Two British Missionary Doctors, Ted and Peter Williams – the Williams brothers belonging to Africa Inland Mission – founded Kuluva Hospital in 1947. The Institution was officially opened in June 1951. At the beginning there was an interest and emphasis on eye, leprosy and cancer work. The Hospital gained an international reputation when the WHO Burkitt’s Lymphoma/Epstein-Barr virus study was based at Kuluva in the 1970’s. It was then turned over to Madi/West Nile Diocese of Church of Uganda also in the 1970’s. During the difficult period of the liberation war and its aftermath in the early 1980’s, Kuluva was the only Hospital in the District to remain at all times. By 1986, more staff – both national and international – came to work at the Hospital, to establish new projects and to re-establish old projects. Originally an 80-bed Hospital in the ‘50s, Kuluva has expanded to 210 beds to date.
The Hospital; a rural Institution providing basic inpatient and outpatient care is located within Kuluva Parish of Vurra County in Arua District within West Nile Region, 10 kilometers south of Arua City on the main road to Kampala. It is 8 km east of the Democratic Republic of Congo (DRC) border, and about 65 km south of South Sudan.

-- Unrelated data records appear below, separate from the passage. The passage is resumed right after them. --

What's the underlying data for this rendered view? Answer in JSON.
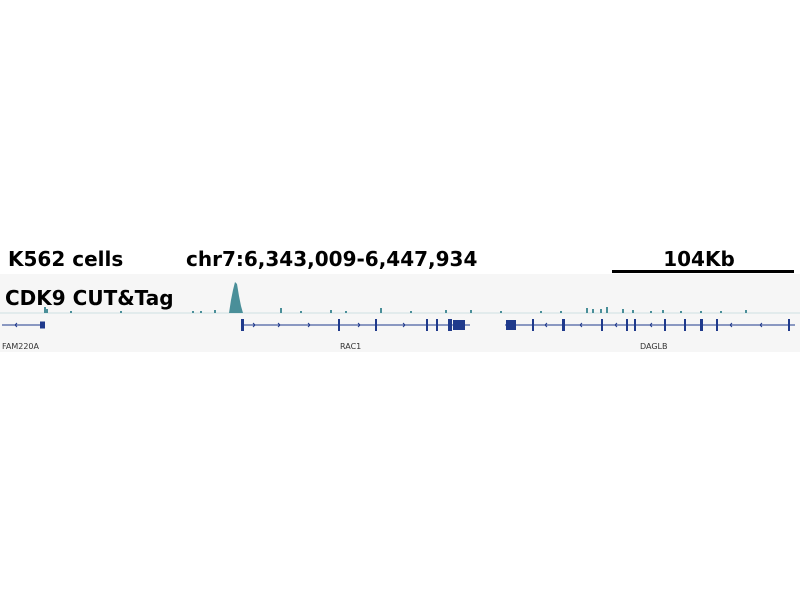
{
  "header": {
    "sample": "K562 cells",
    "locus": "chr7:6,343,009-6,447,934",
    "scale": "104Kb"
  },
  "track": {
    "name": "CDK9 CUT&Tag"
  },
  "genes": [
    {
      "label": "FAM220A"
    },
    {
      "label": "RAC1"
    },
    {
      "label": "DAGLB"
    }
  ]
}
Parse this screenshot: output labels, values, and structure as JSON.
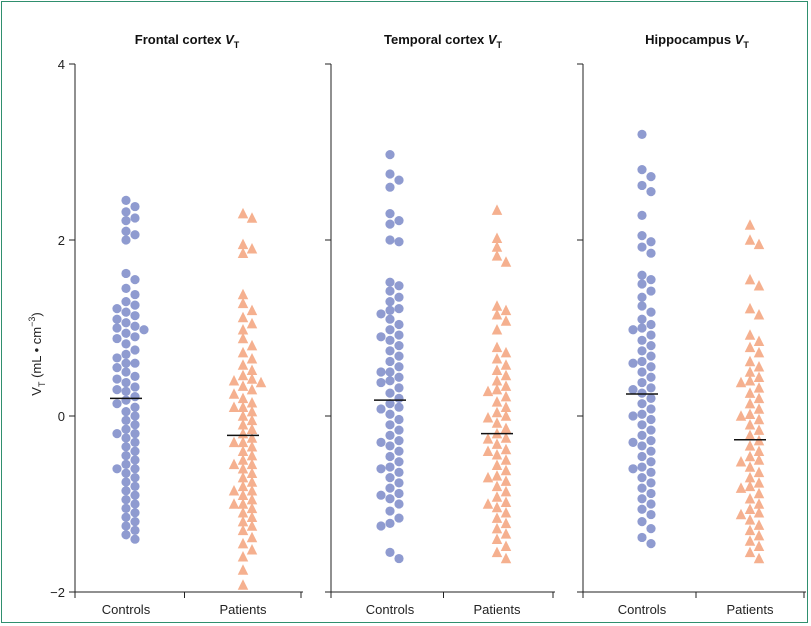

Kuluva Hospital is a private not for profit hospital owned by the Registered Trustees of the Church of Uganda in Ma’di and West Nile Diocese. The Hospital was founded by the William Brothers in 1942 as a clinic for treating people affected by leprosy and eye patients who were marginalized in the communities in West Nile Region. In 1951, it was registered as a general hospital and it has grown to bed capacity of 210. Kuluva Hospital serves as the district hospital of Arua District local government with a fully functioning primary health care unit run by the office of DHO Arua. It is a member of Uganda Protestant Medical Bureau (UPMB) and forms part of the Protestant Church Healthcare network in Uganda.